Copy the below as a comment in the pull request and fill in:
🛠️✅ Project runs
🛠️✅ Test suite passes
🛠️✅ Test coverage of new code > 75%
🛠️✅ No lint warnings introduced
🛠️✅ UI constraints set up correctly and not producing warnings
🛠️✅ Work meets the requirements
🛠️✅ Coding standards met
🛠️✅ Code free of code smells
🛠️✅ SOLID principles not violated
🛠️✅ Architectural standards met
🛠️✅ No functionality unintentionally deprecated
🛠️✅ Newly orphaned strings and images removed

If changes are required, specify them in your comment. You can then edit your checklist when the changes have been made.

References 📕

  • Coding standards. We follow Ray Wenderlich's style guide.
  • Code smells.
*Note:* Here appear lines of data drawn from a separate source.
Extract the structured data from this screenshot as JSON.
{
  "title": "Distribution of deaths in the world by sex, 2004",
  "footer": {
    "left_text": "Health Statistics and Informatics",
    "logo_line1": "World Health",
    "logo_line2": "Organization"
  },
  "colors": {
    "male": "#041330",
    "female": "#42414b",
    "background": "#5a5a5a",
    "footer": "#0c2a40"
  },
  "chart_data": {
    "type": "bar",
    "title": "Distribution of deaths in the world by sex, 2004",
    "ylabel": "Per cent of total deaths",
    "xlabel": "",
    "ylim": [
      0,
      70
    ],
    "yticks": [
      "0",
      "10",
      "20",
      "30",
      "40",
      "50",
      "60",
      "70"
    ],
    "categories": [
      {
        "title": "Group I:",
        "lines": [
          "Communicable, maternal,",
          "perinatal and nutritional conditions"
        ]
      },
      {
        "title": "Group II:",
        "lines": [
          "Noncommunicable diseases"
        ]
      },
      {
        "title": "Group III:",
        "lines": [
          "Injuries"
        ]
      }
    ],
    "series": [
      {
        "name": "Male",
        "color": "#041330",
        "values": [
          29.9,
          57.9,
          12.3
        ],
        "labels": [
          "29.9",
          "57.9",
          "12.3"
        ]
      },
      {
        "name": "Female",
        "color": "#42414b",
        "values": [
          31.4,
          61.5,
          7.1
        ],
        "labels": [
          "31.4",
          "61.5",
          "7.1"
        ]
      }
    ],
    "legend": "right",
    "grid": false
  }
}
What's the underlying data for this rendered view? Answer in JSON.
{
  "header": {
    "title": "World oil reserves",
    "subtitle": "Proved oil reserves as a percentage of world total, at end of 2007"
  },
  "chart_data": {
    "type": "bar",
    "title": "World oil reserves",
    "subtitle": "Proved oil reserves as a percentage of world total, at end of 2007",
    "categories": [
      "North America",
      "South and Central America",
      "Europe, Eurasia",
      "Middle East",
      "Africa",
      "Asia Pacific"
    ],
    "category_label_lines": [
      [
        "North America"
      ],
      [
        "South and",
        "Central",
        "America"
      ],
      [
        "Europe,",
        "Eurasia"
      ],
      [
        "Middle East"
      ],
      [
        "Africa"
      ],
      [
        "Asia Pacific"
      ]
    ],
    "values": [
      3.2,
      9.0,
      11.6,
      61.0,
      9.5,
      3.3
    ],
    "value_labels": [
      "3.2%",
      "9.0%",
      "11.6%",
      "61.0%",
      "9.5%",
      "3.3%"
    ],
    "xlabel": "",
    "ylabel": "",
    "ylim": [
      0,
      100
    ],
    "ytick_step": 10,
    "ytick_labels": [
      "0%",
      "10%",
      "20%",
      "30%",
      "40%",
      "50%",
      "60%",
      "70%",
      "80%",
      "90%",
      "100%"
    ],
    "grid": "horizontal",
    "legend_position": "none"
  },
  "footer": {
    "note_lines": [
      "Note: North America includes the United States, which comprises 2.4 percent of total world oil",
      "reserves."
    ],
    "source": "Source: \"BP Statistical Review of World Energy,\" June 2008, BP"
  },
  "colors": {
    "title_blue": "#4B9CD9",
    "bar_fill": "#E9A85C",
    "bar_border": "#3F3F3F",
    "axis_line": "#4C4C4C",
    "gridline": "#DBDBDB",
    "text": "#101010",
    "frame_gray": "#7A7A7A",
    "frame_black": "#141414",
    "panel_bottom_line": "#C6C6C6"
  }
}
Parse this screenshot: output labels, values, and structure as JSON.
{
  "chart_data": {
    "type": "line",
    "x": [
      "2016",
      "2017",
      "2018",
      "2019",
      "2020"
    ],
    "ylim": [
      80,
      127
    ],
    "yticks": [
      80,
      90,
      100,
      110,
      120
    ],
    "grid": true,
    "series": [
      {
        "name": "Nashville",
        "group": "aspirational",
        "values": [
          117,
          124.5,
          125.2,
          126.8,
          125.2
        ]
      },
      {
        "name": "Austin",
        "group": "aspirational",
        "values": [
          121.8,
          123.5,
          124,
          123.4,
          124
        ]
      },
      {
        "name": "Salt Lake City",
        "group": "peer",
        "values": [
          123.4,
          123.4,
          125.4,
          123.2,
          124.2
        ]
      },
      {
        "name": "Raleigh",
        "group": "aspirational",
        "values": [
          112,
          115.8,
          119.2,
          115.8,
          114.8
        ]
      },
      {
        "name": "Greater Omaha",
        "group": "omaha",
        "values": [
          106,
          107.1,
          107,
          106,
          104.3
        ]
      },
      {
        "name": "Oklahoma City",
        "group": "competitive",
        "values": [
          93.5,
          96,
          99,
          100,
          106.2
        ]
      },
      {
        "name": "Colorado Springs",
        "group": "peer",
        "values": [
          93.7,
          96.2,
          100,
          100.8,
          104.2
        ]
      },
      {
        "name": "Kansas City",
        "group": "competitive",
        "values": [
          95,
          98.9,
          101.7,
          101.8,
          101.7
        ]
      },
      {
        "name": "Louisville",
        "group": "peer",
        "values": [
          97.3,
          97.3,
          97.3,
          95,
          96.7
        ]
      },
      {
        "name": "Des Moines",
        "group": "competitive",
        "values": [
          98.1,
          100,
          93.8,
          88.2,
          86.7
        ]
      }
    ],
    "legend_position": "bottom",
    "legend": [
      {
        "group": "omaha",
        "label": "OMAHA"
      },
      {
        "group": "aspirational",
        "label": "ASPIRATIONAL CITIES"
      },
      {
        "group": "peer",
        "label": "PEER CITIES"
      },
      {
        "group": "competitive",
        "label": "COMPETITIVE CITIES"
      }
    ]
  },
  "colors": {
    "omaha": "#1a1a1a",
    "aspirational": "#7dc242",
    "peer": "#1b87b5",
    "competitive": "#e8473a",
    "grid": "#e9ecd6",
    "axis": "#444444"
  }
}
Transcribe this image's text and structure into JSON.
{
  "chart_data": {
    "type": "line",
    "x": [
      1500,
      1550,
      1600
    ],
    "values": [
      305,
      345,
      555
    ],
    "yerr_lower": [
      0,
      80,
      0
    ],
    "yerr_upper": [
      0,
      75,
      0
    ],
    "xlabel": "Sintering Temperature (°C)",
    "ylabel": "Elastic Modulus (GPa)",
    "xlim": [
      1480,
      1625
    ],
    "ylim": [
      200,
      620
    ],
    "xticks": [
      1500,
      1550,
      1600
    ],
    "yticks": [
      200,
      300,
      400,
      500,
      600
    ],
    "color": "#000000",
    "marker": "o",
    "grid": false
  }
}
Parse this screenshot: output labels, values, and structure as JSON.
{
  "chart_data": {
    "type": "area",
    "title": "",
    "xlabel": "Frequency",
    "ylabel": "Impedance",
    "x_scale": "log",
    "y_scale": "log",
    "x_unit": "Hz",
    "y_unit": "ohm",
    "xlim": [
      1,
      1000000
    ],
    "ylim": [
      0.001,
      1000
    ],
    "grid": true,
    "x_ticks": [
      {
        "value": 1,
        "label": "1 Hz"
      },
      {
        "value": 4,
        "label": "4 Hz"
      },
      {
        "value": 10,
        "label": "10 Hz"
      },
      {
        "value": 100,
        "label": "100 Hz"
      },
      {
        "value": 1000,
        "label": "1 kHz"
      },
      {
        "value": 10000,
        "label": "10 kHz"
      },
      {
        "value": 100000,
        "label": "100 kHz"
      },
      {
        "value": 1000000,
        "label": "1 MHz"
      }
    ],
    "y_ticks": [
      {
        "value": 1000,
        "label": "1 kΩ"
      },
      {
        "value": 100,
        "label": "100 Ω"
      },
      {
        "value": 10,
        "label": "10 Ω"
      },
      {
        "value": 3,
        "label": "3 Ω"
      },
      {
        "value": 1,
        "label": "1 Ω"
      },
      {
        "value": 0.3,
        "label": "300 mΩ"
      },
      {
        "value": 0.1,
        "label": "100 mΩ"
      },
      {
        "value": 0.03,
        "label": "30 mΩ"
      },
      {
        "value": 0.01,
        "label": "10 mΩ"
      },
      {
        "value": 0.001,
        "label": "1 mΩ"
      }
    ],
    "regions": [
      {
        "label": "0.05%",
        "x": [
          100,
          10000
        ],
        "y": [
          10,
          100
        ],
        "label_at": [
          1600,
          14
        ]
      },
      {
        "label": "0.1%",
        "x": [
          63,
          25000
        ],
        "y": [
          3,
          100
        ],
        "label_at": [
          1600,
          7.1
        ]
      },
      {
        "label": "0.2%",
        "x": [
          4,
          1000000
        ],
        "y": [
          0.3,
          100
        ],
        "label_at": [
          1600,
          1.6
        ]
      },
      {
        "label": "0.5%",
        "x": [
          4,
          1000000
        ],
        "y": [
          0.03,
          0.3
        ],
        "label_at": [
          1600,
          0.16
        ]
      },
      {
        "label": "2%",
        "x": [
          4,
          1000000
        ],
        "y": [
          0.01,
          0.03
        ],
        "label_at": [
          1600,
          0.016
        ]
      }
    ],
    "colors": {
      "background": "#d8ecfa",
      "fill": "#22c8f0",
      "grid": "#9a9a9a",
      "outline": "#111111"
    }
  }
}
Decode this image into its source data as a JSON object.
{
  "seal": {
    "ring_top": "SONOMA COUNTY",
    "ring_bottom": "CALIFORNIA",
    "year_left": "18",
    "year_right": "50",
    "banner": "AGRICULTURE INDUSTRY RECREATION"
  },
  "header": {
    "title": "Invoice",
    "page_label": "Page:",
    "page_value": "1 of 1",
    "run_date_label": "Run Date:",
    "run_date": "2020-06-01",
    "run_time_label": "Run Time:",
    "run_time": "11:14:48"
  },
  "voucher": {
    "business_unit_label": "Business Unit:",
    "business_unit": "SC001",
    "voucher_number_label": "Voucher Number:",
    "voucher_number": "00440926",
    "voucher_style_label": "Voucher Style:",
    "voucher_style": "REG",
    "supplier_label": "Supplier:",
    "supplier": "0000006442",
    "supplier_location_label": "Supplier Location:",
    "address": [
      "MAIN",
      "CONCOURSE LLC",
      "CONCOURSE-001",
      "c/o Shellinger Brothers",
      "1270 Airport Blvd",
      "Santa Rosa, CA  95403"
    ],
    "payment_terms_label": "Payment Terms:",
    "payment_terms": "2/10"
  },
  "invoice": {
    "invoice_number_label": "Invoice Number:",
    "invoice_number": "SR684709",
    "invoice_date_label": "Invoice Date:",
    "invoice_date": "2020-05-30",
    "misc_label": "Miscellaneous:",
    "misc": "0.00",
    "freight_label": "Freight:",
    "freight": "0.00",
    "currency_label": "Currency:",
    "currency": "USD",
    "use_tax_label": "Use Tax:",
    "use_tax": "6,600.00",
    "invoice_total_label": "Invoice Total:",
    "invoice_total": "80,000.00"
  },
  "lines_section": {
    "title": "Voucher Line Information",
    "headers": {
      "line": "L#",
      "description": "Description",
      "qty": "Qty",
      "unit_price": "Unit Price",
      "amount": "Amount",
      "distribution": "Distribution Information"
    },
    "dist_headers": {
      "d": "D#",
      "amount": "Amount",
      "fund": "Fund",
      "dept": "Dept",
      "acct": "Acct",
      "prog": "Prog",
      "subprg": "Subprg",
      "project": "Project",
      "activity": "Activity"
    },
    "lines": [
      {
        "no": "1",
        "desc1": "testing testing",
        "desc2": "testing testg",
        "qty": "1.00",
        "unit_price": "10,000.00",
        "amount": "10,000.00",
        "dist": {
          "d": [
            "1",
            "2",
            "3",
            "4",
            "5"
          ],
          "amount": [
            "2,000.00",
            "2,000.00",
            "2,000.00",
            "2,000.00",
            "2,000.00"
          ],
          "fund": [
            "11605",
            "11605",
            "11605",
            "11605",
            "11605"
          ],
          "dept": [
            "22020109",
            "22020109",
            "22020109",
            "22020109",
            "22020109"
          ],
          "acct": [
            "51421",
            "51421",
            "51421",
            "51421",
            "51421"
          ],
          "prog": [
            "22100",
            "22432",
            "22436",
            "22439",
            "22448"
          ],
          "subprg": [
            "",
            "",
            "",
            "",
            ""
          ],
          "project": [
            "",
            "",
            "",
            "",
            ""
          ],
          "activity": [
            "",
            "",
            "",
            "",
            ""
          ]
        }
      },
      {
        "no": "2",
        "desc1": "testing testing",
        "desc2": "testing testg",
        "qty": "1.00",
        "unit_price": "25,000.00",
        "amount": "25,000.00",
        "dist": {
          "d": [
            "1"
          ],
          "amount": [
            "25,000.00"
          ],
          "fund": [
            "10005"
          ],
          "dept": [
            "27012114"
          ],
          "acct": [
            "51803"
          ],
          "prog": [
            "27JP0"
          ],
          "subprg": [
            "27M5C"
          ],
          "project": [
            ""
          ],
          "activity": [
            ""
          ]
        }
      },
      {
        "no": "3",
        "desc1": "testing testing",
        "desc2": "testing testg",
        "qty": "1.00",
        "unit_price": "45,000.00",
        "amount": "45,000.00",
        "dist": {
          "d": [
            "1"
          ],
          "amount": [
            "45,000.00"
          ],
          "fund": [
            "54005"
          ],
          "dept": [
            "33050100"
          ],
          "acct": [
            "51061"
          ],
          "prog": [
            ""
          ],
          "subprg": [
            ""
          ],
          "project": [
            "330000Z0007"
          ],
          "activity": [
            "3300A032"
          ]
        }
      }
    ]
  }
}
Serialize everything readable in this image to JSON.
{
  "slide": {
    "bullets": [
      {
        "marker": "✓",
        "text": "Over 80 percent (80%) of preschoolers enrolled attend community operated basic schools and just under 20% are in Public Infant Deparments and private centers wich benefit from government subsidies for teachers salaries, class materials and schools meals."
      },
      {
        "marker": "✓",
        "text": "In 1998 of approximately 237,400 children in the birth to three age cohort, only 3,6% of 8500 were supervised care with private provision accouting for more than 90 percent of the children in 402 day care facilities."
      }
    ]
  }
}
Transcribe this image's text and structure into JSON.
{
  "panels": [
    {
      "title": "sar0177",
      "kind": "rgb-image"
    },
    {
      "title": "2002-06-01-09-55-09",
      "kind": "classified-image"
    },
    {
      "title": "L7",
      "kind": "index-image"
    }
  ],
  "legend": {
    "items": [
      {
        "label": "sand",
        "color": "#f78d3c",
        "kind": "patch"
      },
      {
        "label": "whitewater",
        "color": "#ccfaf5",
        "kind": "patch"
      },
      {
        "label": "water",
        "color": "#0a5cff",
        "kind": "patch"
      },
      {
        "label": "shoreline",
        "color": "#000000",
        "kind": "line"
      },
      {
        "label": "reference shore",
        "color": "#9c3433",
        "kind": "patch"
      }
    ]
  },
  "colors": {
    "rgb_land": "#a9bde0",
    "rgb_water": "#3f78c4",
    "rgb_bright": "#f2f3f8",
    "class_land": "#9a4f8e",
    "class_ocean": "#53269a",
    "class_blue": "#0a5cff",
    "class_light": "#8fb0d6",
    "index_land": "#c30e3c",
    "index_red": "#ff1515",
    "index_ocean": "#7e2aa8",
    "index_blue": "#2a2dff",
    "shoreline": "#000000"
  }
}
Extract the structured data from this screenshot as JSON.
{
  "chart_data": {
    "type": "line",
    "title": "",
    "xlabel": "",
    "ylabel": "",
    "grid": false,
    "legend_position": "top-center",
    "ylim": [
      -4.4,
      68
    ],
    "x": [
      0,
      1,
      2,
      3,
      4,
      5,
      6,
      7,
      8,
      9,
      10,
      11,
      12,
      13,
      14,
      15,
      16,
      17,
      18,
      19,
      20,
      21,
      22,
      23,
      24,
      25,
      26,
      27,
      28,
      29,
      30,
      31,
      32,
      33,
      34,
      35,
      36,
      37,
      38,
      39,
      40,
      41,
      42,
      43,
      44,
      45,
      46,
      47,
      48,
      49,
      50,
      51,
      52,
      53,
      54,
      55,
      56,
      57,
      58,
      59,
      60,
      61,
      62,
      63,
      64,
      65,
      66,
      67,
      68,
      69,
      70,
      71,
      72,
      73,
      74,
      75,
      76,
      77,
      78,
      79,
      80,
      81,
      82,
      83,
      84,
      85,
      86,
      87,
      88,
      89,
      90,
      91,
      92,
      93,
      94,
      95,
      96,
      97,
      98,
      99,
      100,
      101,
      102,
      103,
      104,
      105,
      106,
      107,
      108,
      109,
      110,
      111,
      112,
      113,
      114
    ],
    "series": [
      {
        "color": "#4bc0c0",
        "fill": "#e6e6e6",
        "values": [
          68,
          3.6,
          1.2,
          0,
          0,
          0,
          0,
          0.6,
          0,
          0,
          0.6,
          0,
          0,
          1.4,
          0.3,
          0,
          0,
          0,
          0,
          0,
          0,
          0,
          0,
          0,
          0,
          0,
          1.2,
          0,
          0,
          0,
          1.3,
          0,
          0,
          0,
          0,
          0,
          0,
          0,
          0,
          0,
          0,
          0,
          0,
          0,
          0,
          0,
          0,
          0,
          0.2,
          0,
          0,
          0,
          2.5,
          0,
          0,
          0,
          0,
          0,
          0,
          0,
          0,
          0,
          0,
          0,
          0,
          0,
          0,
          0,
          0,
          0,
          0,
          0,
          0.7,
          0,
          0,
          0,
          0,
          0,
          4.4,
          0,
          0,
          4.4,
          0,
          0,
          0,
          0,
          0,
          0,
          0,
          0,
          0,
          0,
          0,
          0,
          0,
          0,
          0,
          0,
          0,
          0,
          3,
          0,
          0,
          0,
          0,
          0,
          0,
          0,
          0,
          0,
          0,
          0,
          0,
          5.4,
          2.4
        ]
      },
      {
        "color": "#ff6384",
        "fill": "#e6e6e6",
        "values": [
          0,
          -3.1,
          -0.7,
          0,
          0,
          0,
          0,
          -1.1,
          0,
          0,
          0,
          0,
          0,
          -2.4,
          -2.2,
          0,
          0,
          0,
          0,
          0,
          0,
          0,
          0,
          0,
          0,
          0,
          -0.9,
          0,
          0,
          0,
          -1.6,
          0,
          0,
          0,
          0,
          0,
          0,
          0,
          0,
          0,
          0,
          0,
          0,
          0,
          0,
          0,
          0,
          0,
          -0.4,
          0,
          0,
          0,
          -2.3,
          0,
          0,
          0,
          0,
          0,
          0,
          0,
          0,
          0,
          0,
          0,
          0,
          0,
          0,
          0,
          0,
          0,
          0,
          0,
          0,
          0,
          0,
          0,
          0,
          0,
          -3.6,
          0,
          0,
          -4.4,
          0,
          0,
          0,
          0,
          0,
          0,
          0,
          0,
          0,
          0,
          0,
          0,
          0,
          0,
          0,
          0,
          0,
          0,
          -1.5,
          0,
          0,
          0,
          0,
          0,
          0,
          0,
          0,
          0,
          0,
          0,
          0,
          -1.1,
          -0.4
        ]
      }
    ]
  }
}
Our favourites are below, with tips to fix inside the link ⬅.
    • Duplicated code: if you see the same code in more than one place, it should be unified
    • Long methods: are harder to test, less robust, and hide complexity
    • Large classes: usually don't obey the Single Responsibility Principle... split them up
    • Long parameter: lists are hard to read and difficult to use... just pass enough for the function to get what it needs, which may be an object
    • Divergent change: if you need to change multiple methods every time this other thing changes, multiple objects will be better than one
    • Shotgun surgery: a change requires lots of small changes in lots of classes
    • Feature envy: a method seems more interested in another class than the one it's in
    • Data clumps: the same data items together in lots of places... bunches of data that hang around together ought to be made into their own object
    • Lazy class: classes that don't do enough to pay for themselves should be removed
    • Middle man: delegation can go too far... cut out the middle-man if so
    • Comments: should be warranted when used, and not used to cover up unreadable code
  • SOLID principles
    • Single responsibility: a class should have one just one responsibility
    • Open/closed: entities should be open for extension but closed for modification
    • Liskov's: objects should be replaceable with instances of their subclasses without breaking the program
    • Interface segregation: many small and focused interfaces are better than one general-purpose interface
    • Dependency inversion: one should depend on abstractions and not on concretions
  • Clean Code summary

QA

Process 🔖

  1. The creator will ensure that the branch is up to date with develop, add to the JIRA ticket the version and build numbers along with details to help QA properly test it, and move it to Ready for QA. This is represented by the acronym UD-VBN-R4QA added to the pull request by the last approver.
  2. Once the feature has been approved by QA, and has the green light to form part of the next release, the creator can merge it to develop.
  3. The creator should then add the feature to the version history, and move the ticket to Ready for Release. This is represented by the acronym VH-M-R4R added to the pull request by the last approver.